E a minha boca tem uns beijos mudos …
E as minhas mĂŁos, uns pĂĄlidos veludos,
Traçam gestos de sonho pelo ar …

As Minhas IlusÔes

Hora sagrada dum entardecer
De Outono, Ă  beira-mar, cor de safira,
Soa no ar uma invisĂ­vel lira …
O sol Ă© um doente a enlanguescer …

A vaga estende os braços a suster,
Numa dor de revolta cheia de ira,
A doirada cabeça que delira
Num Ășltimo suspiro, a estremecer!

O sol morreu … e veste luto o mar …
E eu vejo a urna de oiro, a balouçar,
À flor das ondas, num lençol de espuma.

As minhas IlusÔes, doce tesoiro,
Também as vi levar em urna de oiro,
No mar da Vida, assim … uma por uma …

À Tua Porta Há um Pinheiro Manso

À tua porta há um pinheiro manso
De cabeça pendida, a meditar,
Amor!

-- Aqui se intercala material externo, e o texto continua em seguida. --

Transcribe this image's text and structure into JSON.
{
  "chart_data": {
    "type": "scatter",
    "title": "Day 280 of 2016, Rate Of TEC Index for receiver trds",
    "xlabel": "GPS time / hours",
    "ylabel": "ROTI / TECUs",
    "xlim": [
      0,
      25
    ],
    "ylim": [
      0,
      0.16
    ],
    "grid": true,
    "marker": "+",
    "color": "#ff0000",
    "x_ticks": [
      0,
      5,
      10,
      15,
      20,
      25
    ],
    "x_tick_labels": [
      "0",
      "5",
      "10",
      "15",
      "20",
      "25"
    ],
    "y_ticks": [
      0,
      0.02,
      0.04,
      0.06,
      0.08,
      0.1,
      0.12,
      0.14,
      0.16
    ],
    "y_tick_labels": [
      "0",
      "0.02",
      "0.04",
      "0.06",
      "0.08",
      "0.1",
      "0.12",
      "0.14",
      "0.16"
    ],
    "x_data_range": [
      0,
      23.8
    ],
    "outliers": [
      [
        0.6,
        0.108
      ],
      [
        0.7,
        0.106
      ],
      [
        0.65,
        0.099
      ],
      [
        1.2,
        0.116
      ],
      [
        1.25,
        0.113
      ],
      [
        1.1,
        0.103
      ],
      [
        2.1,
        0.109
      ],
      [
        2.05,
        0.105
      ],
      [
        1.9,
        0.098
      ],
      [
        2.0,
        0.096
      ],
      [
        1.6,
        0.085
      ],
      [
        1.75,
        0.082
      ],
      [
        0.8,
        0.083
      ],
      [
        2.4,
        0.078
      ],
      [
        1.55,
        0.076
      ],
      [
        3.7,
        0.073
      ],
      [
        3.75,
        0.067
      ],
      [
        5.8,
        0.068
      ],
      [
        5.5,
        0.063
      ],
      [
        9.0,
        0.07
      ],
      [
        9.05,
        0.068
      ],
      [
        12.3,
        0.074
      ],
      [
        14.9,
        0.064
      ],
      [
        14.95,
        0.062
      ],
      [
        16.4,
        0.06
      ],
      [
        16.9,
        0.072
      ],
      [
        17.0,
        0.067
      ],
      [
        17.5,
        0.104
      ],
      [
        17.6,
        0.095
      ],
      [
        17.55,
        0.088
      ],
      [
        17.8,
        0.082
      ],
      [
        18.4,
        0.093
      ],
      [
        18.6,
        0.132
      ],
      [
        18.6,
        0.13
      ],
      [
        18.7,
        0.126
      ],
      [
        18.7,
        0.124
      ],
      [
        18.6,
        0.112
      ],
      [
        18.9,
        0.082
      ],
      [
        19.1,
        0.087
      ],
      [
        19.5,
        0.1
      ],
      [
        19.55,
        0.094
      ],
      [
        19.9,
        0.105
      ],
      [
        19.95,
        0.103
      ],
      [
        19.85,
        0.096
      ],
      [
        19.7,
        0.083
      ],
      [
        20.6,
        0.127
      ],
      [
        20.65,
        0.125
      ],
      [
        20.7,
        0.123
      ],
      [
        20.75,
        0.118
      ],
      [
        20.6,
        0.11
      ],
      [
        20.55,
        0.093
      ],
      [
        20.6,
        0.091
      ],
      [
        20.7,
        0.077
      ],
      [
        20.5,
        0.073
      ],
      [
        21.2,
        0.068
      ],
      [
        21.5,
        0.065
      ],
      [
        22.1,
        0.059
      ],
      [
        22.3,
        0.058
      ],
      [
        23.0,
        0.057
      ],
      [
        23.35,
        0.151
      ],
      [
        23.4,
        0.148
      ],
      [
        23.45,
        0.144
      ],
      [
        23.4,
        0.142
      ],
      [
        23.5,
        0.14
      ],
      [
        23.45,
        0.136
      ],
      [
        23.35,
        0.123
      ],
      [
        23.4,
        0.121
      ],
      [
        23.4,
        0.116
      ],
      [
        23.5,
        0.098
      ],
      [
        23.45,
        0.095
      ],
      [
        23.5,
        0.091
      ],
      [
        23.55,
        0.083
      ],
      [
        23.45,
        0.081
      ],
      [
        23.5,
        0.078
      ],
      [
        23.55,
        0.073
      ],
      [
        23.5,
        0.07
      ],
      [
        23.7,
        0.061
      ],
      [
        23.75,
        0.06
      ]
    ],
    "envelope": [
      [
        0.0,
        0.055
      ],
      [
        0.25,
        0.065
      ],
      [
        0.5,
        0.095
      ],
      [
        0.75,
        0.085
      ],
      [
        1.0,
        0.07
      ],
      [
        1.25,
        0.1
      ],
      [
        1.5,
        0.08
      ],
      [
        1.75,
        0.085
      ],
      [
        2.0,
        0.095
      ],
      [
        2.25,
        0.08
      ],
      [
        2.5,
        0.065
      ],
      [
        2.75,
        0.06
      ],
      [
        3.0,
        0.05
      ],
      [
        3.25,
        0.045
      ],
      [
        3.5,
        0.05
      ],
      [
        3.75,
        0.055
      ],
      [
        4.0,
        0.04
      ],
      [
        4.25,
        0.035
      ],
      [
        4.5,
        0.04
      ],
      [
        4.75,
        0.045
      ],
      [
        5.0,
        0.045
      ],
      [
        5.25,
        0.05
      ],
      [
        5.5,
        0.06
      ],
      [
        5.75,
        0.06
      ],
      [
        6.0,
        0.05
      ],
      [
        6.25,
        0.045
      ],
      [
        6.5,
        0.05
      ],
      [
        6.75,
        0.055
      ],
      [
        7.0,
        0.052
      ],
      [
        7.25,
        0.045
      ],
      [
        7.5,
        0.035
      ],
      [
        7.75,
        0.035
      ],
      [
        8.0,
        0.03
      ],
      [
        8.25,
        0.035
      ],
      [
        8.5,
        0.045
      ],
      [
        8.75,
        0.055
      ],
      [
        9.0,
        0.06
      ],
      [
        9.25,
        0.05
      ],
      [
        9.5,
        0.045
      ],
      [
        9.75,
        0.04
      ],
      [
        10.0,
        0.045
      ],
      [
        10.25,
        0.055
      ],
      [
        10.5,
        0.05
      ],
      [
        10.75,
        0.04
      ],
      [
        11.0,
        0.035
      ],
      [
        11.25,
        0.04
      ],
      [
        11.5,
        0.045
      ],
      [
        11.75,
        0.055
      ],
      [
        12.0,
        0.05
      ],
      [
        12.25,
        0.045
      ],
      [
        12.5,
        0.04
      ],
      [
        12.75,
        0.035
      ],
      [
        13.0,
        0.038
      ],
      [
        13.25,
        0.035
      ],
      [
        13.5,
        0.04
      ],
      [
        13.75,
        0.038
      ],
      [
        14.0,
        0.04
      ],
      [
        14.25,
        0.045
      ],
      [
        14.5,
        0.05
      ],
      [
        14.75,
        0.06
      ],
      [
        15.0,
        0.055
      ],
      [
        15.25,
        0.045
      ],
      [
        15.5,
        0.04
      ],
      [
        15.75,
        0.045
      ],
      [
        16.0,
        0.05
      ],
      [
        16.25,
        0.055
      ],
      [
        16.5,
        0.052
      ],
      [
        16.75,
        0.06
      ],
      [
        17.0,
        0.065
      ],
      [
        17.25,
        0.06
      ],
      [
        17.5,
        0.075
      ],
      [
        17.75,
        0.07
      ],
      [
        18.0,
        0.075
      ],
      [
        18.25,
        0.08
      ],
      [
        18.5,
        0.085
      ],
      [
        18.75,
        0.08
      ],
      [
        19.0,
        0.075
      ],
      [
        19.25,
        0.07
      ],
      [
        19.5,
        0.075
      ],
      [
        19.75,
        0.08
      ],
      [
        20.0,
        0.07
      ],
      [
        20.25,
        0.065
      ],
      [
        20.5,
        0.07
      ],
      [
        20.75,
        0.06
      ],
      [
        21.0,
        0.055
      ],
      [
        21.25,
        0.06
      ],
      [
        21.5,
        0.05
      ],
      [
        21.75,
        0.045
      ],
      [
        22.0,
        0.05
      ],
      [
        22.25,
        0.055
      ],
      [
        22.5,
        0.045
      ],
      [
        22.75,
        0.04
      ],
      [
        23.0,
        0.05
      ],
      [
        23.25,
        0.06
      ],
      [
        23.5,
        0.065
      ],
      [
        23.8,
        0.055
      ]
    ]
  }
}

Sou eu, talvez, a contemplar
Os doces sete palmos do descanso.

Sou eu que para ti atiro e lanço,
Como um grito, meus ramos pelo ar,
Sou eu que estendo os braços a chamar
Meu sonho que se esvai e não alcanço.

Eu que do sol filtro os ruivos brilhos
Sobre as louras cabeças dos teus filhos
Quando o meio-dia tomba sobre a serra…

E, Ă  noite, a sua voz dolente e vaga
É o soluço da minha alma em chaga:
Raiz morta de sede sob a terra!

A Voz da TĂ­lia

Diz-me a tĂ­lia a cantar: “Eu sou sincera,
Eu sou isto que vĂȘs: o sonho, a graça,
Deu ao meu corpo, o vento, quando passa,
Este ar escultural de bayadera…

E de manhĂŁ o sol Ă© uma cratera,
Uma serpente de oiro que me enlaça…
Trago nas mĂŁos as mĂŁos da Primavera…
E é para mim que em noites de desgraça

Toca o vento Mozart, triste e solene,
E Ă  minha alma vibrante, posta a nu,
Diz a chuva sonetos de Verlaine…”

E, ao ver-me triste, a tĂ­lia murmurou:
“JĂĄ fui um dia poeta como tu…
Ainda hĂĄs de ser tĂ­lia como eu sou…”

Tarde De MĂșsica

SĂł Schumann, meu Amor! Serenidade…
NĂŁo assustes os sonhos…Ah! nĂŁo varras
As quimeras…Amor, senĂŁo esbarras
Na minha vaga imaterialidade…

Liszt, agora o brilhante; o piano arde…
Beijos alados…ecos de fanfarras…
PĂ©talas dos teus dedos feitos garras…
Como cai em pĂł de oiro o ar da tarde!

Eu olhava para ti…”Ă© lindo! Ideal!”
Gemeram nossas vozes confundidas.
— Havia rosas cor-de-rosa aos molhos —

Falavas de Liszt e eu…da musical
Harmonia das pĂĄlpebras descidas,
Do ritmo dos teus cĂ­lios sobre os olhos…

Navios-Fantasmas

O arabesco fantĂĄstico do fumo
Do meu cigarro traça o que disseste,
A azul, no ar, e o que me escreveste,
E tudo o que sonhaste e eu presumo.

Para a minha alma estĂĄtica e sem rumo,
A lembrança de tudo o que me deste
Passa como navio que perdeste,
No arabesco fantĂĄstico do fumo…

LĂĄ vĂŁo! LĂĄ vĂŁo! Sem velas e sem mastros,
TĂȘm o brilho rutilante de astros,
Navios-fantasmas, perdem-se a distĂąncia!